Early Morning Man Chris Thomas COMM/105 January 29, 2010 Gary Frazier University of Phoenix Early Morning Man I remember while growing up how much I enjoyed sleeping late into the morning, and how when waking up it would be around eight in the morning. In the summer time there was no school so I would sleep in much later usually 10 or 11 o’clock. I loved to sleep in late and wake up with the soft white bed sheets wrap around me tightly and just lay in bed wondering what I would be doing all day, thinking to myself one more hour of sleep and I will wake up.

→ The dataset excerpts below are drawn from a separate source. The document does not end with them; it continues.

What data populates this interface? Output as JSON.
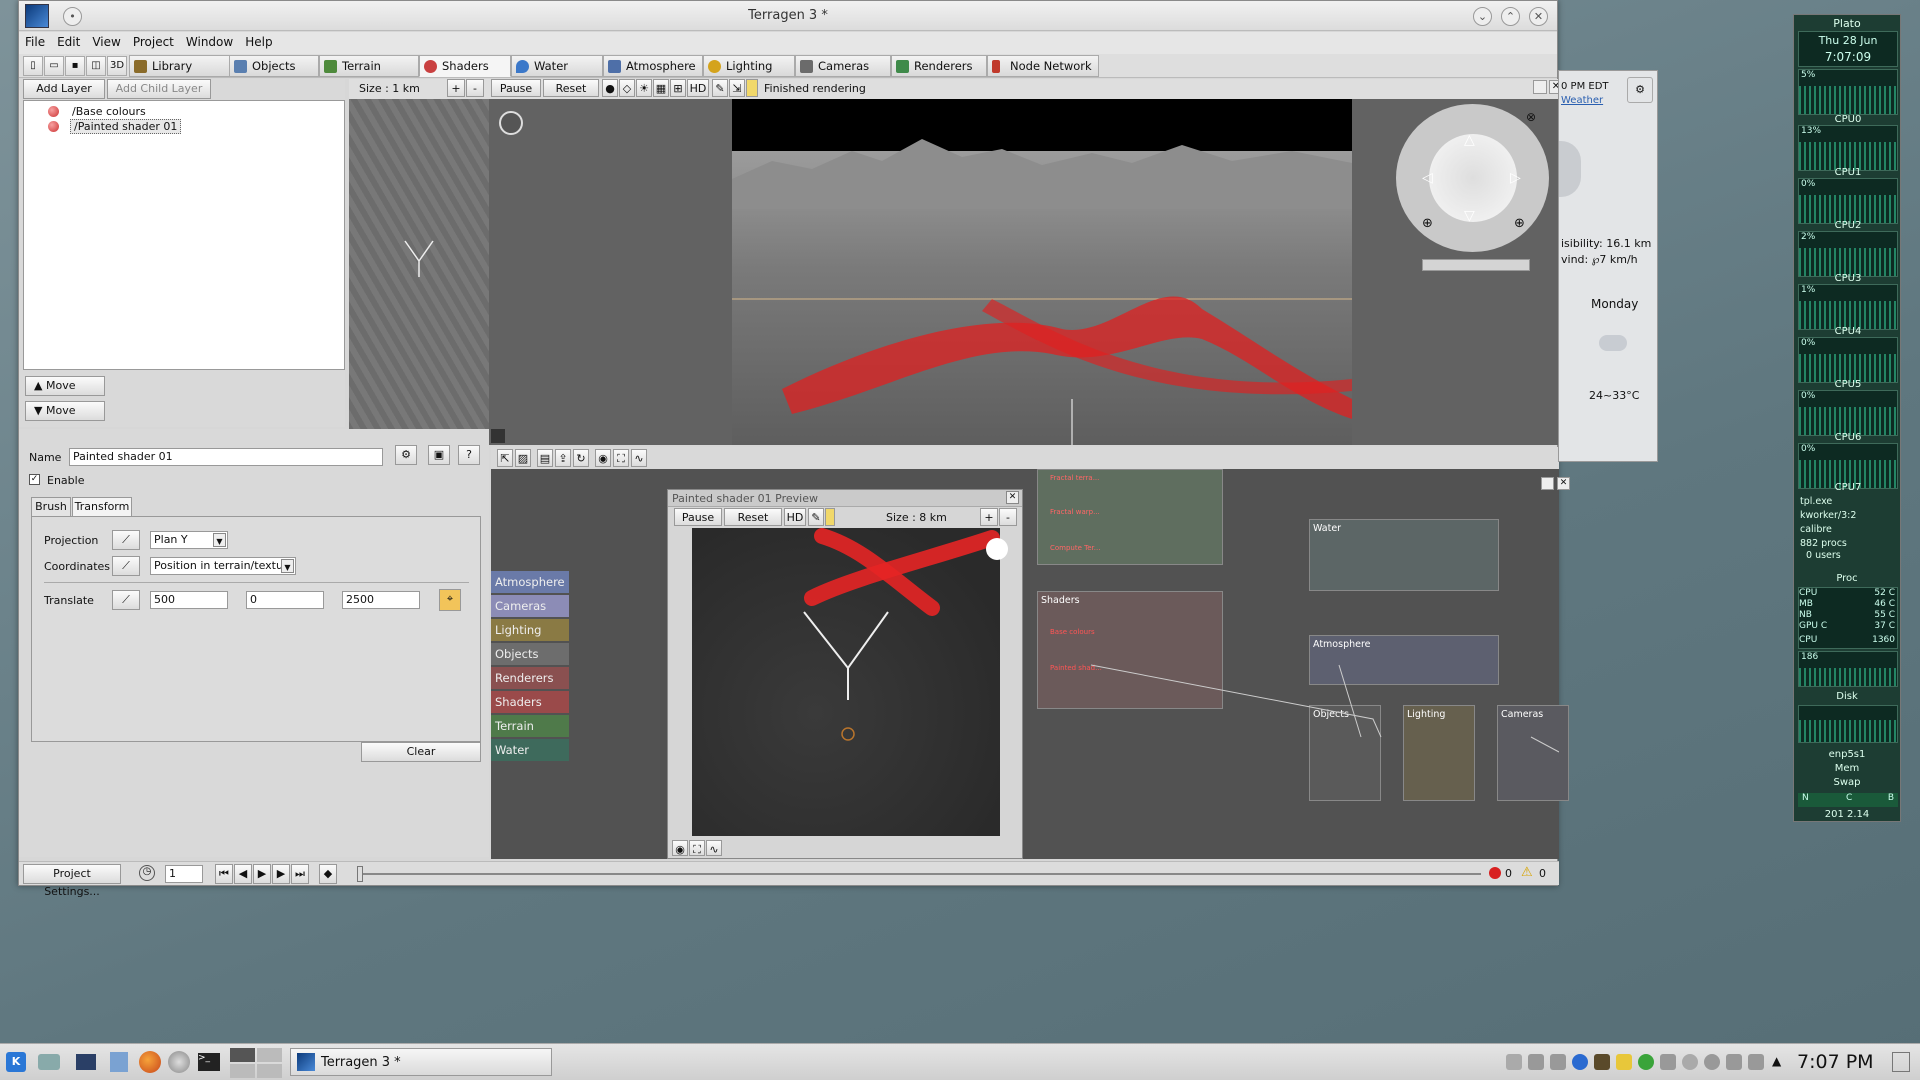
{
  "window": {
    "title": "Terragen 3 *"
  },
  "menus": [
    "File",
    "Edit",
    "View",
    "Project",
    "Window",
    "Help"
  ],
  "tabs": [
    {
      "label": "Library",
      "color": "#8a6b2a"
    },
    {
      "label": "Objects",
      "color": "#5a7fb0"
    },
    {
      "label": "Terrain",
      "color": "#4e8a3c"
    },
    {
      "label": "Shaders",
      "color": "#c94040"
    },
    {
      "label": "Water",
      "color": "#3b78c9"
    },
    {
      "label": "Atmosphere",
      "color": "#4e6fa8"
    },
    {
      "label": "Lighting",
      "color": "#d4a31c"
    },
    {
      "label": "Cameras",
      "color": "#6b6b6b"
    },
    {
      "label": "Renderers",
      "color": "#3f8a4a"
    },
    {
      "label": "Node Network",
      "color": "#c0392b"
    }
  ],
  "layers": {
    "add_label": "Add Layer",
    "add_child_label": "Add Child Layer",
    "items": [
      "/Base colours",
      "/Painted shader 01"
    ],
    "move_up": "Move",
    "move_down": "Move"
  },
  "viewport": {
    "size_label": "Size : 1 km",
    "plus": "+",
    "minus": "-",
    "pause": "Pause",
    "reset": "Reset",
    "hd": "HD",
    "status": "Finished rendering"
  },
  "props": {
    "name_label": "Name",
    "name_value": "Painted shader 01",
    "enable_label": "Enable",
    "tab_brush": "Brush",
    "tab_transform": "Transform",
    "projection_label": "Projection",
    "projection_value": "Plan Y",
    "coordinates_label": "Coordinates",
    "coordinates_value": "Position in terrain/texture",
    "translate_label": "Translate",
    "tx": "500",
    "ty": "0",
    "tz": "2500",
    "clear": "Clear"
  },
  "network": {
    "categories": [
      {
        "label": "Atmosphere",
        "color": "#6a7aa8"
      },
      {
        "label": "Cameras",
        "color": "#8c8cb6"
      },
      {
        "label": "Lighting",
        "color": "#8a7a44"
      },
      {
        "label": "Objects",
        "color": "#6d6d6d"
      },
      {
        "label": "Renderers",
        "color": "#8a5050"
      },
      {
        "label": "Shaders",
        "color": "#9a4a4a"
      },
      {
        "label": "Terrain",
        "color": "#4f7a4a"
      },
      {
        "label": "Water",
        "color": "#3e6a5c"
      }
    ],
    "node_water": "Water",
    "node_shaders": "Shaders",
    "node_atmosphere": "Atmosphere",
    "node_objects": "Objects",
    "node_lighting": "Lighting",
    "node_cameras": "Cameras",
    "terrain_nodes": [
      "Fractal terra...",
      "Fractal warp...",
      "Compute Ter..."
    ],
    "shader_nodes": [
      "Base colours",
      "Painted shad..."
    ]
  },
  "preview": {
    "title": "Painted shader 01 Preview",
    "pause": "Pause",
    "reset": "Reset",
    "hd": "HD",
    "size_label": "Size : 8 km",
    "plus": "+",
    "minus": "-"
  },
  "bottom": {
    "project_settings": "Project Settings...",
    "frame": "1",
    "errors": "0",
    "warnings": "0"
  },
  "weather": {
    "time": "0 PM EDT",
    "link": "Weather",
    "visibility": "isibility: 16.1 km",
    "wind": "vind: ℘7 km/h",
    "day": "Monday",
    "temp": "24~33°C"
  },
  "sysmon": {
    "host": "Plato",
    "date": "Thu 28 Jun",
    "clock": "7:07:09",
    "cpu_labels": [
      "CPU0",
      "CPU1",
      "CPU2",
      "CPU3",
      "CPU4",
      "CPU5",
      "CPU6",
      "CPU7"
    ],
    "cpu_pcts": [
      "5%",
      "13%",
      "0%",
      "2%",
      "1%",
      "0%",
      "0%",
      "0%"
    ],
    "procs": [
      "tpl.exe",
      "kworker/3:2",
      "calibre",
      "882 procs",
      "0 users"
    ],
    "proc_label": "Proc",
    "temps": [
      [
        "CPU",
        "52 C"
      ],
      [
        "MB",
        "46 C"
      ],
      [
        "NB",
        "55 C"
      ],
      [
        "GPU C",
        "37 C"
      ]
    ],
    "fan": [
      "CPU",
      "1360"
    ],
    "disk_label": "Disk",
    "disk_val": "186",
    "net_label": "enp5s1",
    "mem_label": "Mem",
    "swap_label": "Swap",
    "nbar": [
      "N",
      "C",
      "B"
    ],
    "bottom": "201 2.14"
  },
  "taskbar": {
    "task": "Terragen 3 *",
    "clock": "7:07 PM"
  }
}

Morning rays from the sun through the glass window pane would always try to make me wake up, but I would just roll over and cover my head with my blue wool blanket and fall softly back to sleep. After about an hour, I would finally wake up rub the sleep from my eyes and head on down the squeaky basement stairs that led to the bathroom to take a shower. In the shower the warm gentle drops of water would always helped to wake me up even more. I enjoyed sleeping late it was a time when there wasn’t any rush in my life and the tick tock of the clock didn’t matter.

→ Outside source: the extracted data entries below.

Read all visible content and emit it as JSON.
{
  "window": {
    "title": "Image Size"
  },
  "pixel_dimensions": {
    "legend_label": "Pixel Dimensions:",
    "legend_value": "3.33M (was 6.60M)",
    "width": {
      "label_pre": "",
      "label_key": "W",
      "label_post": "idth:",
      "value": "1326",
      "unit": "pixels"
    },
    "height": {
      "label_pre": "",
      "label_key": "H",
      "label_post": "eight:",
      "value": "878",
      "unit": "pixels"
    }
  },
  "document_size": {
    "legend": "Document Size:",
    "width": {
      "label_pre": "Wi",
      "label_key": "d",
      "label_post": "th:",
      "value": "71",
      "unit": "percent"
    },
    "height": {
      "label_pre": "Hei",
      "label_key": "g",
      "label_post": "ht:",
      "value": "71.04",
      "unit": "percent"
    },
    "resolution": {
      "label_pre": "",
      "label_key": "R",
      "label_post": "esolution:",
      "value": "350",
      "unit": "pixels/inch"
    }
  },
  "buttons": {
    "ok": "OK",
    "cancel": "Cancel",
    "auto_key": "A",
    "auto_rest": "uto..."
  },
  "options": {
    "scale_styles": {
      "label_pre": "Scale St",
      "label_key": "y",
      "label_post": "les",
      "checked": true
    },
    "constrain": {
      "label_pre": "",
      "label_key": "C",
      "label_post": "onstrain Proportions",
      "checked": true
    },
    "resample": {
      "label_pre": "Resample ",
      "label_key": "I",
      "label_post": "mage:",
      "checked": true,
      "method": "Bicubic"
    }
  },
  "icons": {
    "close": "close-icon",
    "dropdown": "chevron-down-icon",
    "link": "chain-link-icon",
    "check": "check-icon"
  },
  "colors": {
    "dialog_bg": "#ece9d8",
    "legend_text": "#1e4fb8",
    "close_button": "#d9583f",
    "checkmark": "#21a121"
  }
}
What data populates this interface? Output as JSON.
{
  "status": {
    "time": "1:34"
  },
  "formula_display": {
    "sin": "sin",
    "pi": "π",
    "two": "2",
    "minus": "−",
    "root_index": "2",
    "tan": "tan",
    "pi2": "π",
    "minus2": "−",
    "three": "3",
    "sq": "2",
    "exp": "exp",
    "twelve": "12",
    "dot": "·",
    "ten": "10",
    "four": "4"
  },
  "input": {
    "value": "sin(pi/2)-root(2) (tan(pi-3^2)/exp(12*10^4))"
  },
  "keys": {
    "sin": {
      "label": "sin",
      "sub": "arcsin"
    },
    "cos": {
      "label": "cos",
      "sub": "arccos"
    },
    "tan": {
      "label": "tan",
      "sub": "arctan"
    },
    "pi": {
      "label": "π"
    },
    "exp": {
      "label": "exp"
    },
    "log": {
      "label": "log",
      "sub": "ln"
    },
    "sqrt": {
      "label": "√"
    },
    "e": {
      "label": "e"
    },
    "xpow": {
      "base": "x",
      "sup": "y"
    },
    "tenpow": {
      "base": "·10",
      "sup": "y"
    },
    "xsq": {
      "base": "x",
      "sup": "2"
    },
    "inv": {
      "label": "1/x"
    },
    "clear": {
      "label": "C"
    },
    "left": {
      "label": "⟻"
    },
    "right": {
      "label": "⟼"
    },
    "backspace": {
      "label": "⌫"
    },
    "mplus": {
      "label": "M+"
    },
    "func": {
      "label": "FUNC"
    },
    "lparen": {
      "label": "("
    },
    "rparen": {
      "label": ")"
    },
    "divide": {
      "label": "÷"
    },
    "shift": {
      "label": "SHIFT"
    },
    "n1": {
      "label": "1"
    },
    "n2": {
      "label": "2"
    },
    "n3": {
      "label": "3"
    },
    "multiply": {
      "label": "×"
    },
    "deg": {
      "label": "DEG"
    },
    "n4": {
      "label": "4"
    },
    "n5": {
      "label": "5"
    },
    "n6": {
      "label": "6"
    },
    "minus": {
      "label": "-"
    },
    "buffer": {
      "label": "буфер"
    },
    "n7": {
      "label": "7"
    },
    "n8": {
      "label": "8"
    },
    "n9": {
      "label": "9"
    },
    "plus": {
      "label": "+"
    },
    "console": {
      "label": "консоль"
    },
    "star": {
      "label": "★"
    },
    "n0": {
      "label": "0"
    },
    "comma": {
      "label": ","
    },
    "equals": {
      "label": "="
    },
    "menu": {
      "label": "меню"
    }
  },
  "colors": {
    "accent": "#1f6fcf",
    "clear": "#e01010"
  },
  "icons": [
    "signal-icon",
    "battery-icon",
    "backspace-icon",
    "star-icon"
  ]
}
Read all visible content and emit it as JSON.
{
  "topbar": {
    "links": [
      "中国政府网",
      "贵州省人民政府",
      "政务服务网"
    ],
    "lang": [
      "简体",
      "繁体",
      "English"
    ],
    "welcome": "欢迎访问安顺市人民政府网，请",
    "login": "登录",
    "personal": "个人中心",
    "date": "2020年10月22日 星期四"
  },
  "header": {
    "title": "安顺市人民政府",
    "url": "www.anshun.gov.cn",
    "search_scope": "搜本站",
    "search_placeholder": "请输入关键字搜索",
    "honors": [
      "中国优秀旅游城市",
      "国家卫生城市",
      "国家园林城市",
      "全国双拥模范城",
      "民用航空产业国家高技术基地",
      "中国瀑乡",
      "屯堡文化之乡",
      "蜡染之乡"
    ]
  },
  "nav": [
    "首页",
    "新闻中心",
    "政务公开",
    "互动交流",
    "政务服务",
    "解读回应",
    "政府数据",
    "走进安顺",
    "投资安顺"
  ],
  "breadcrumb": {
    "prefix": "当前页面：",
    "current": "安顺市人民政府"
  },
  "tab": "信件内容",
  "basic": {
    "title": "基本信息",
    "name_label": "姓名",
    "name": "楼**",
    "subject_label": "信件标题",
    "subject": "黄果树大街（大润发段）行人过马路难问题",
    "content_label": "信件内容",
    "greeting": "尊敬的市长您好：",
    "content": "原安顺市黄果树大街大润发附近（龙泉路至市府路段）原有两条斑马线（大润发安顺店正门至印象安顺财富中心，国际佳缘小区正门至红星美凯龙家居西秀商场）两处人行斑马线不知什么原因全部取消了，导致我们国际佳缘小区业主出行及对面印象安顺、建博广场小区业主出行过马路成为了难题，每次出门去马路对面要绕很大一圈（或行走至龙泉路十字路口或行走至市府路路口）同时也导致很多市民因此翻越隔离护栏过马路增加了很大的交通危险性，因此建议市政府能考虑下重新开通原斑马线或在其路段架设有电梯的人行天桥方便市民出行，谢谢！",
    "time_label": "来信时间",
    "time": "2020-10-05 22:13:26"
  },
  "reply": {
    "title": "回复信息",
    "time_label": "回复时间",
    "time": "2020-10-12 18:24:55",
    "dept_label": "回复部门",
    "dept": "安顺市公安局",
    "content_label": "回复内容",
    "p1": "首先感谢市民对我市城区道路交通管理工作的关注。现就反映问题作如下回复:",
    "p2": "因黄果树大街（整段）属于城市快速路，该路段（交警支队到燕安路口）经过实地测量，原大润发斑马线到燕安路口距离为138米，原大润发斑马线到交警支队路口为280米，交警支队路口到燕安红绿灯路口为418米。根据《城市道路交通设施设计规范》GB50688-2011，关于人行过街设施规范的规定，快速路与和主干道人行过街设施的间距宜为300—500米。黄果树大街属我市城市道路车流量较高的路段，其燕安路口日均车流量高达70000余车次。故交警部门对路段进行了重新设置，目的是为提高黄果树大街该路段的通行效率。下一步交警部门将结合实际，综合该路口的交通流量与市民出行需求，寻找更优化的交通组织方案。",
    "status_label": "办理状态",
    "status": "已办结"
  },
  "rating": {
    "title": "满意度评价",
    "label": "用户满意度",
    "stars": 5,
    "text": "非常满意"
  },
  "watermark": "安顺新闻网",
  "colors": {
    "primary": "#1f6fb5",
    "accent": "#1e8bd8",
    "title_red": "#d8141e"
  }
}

At age 19 my whole sleeping life took a total left turn I found a job at the local bakery. With all the excitement about making a full pay check and working, all I could think about was what a beautiful and magnificent day this was. Then the bad news came down on me like a ton of rocks falling all over my head, the bakery manager told me “Start time is at three in the morning be there on time, and you are now an early morning man. ” For the next 35 years day after day year after year I worked as a baker and sleeping late became a long lost dream.
It is a different feeling that comes with waking up and going to work at two in the morning, it is so quite that even the birds are asleep and the roads have no cars, the radio, and I became good friends. I was usually the first one at the bakery and part of my job was to have everything set up and running. The first thing to do was to start up the bakery ovens, the old oven selves always had a high pitched squealing sound as they warmed up and went round and round.
Then the proof boxes needed turning on, and the water would rush through the boilers and the steam work hiss like a fire hose as it built up. After deciding what to bake, it would be time for the mixers to start rolling; they have a whining humming sound to them. Even with all this noise, I would still hear the quite silent feeling of the early morning. Within and hour the rest of the crew would start to come to work and for the rest of the day it would be non-stop baking with very little breaks.
After 35 years my hands have let me know that they don’t want me to be an early morning man anymore, the numbing and sharp shooting pain in my tired old arms and hands has led me to stop baking. I can sleep late in the morning again, it is not that same extraordinary feeling I had when I was growing up. Instead of wrapping up in my soft white sheets I always wake up and I am restless and wonder why I woke up so late.